Il libretto arguto e brillante sullo yoga, diventa per Emmanuel Carrère, l’opportunità per mettere ordine in quella vita contaminata da una vischiosa malinconia. Si, il suo demone lo sente appiccicato addosso e appena se ne dimentica, riappare cauto, rimane in sordina fino a quando esplode lasciandolo privo di forze.Praticante dello yoga e del Tai chi ,prova a tenere a bada quel fantasma antico che lo conduce a un disinteresse completo per tutto ciò che lo circonda.Prima di raccontare del ricovero presso l’ospedale Sainte Anne, prova a fare luce su quei dieci giorni trascorsi lontano da tutti, spesi a imparare la meditazione Vipassana.
Questo libro che prenderà forma dopo un lungo percorso di espiazione, non potrà essere esaminato dall’editore di fiducia, nonché amico fraterno di Carrère. Questo fatto tutto nuovo, questo rammarico, questo lutto personale, inaugura una nuova stagione.É il tempo di immergersi nella meditazione senza farsi ammaliare da chissà quali risultati miracolosi. L’edificio che lo ospita si trova in un luogo desolato, dove la pratica indiana, impone la rinuncia a qualsiasi forma di comunicazione. Al principio entusiasta, pare adattarsi bene ai ritmi imposti, e quando inaspettatamente sta per abbandonare la causa, avviene un fatto gravissimo:l’attentato alla sede del giornale Charlie Hebdo.
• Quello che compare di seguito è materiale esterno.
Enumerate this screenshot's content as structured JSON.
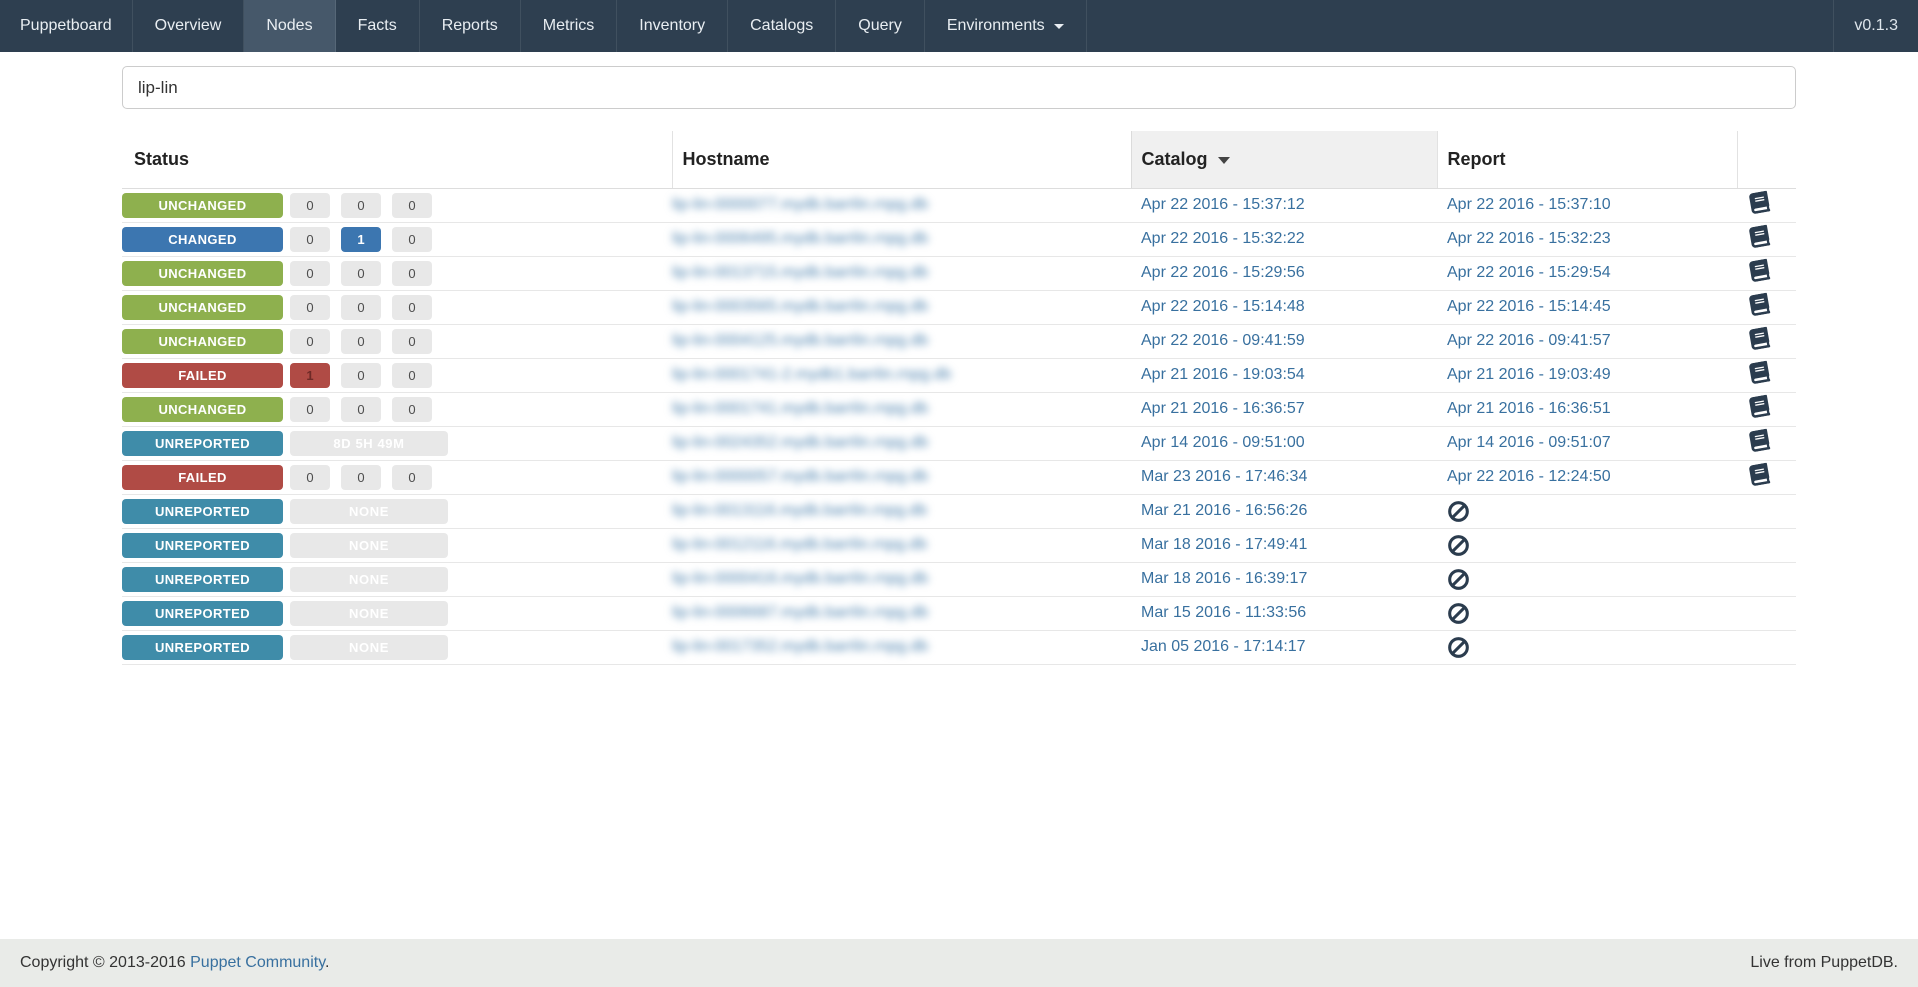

Le temute “vritti” tornano violentemente all’attacco, tanto da dover essere ricoverato presso l’ospedale psichiatrico.
Quelle fluttuazioni della mente derubano quella vitalità che gli consente di vivere una vita tranquilla.Dopo vari consulti e crisi maniacali gli verrà imposta la TEC ovvero l’elettroshock.La crisi depressiva sembra acqua passata quando decide di spostarsi a Leros per realizzare il reportage sul campo profughi.Nonostante venga esposto all’ascolto di storie terribilmente vere, pare abbia raggiunto una “serena rassegnazione”.I cani neri, l’ombra che lo insegue appaiono a un tratto governabili.Il suo dolore non è da meno rispetto a quello degli altri.Il suo “ ego” traboccante di “io”pare acquietarsi grazie a una visione tutta nuova. Perché se la metà è preferibile al tutto, allora vale la pena vivere bilanciando gli opposti senza mai abbandonarsi a un estremo.
Se l’alternativa a morire è certamente vivere, allora possiamo imparare a vivere nel presente i momenti belli, senza cedere allo sconforto per il futuro che sarà.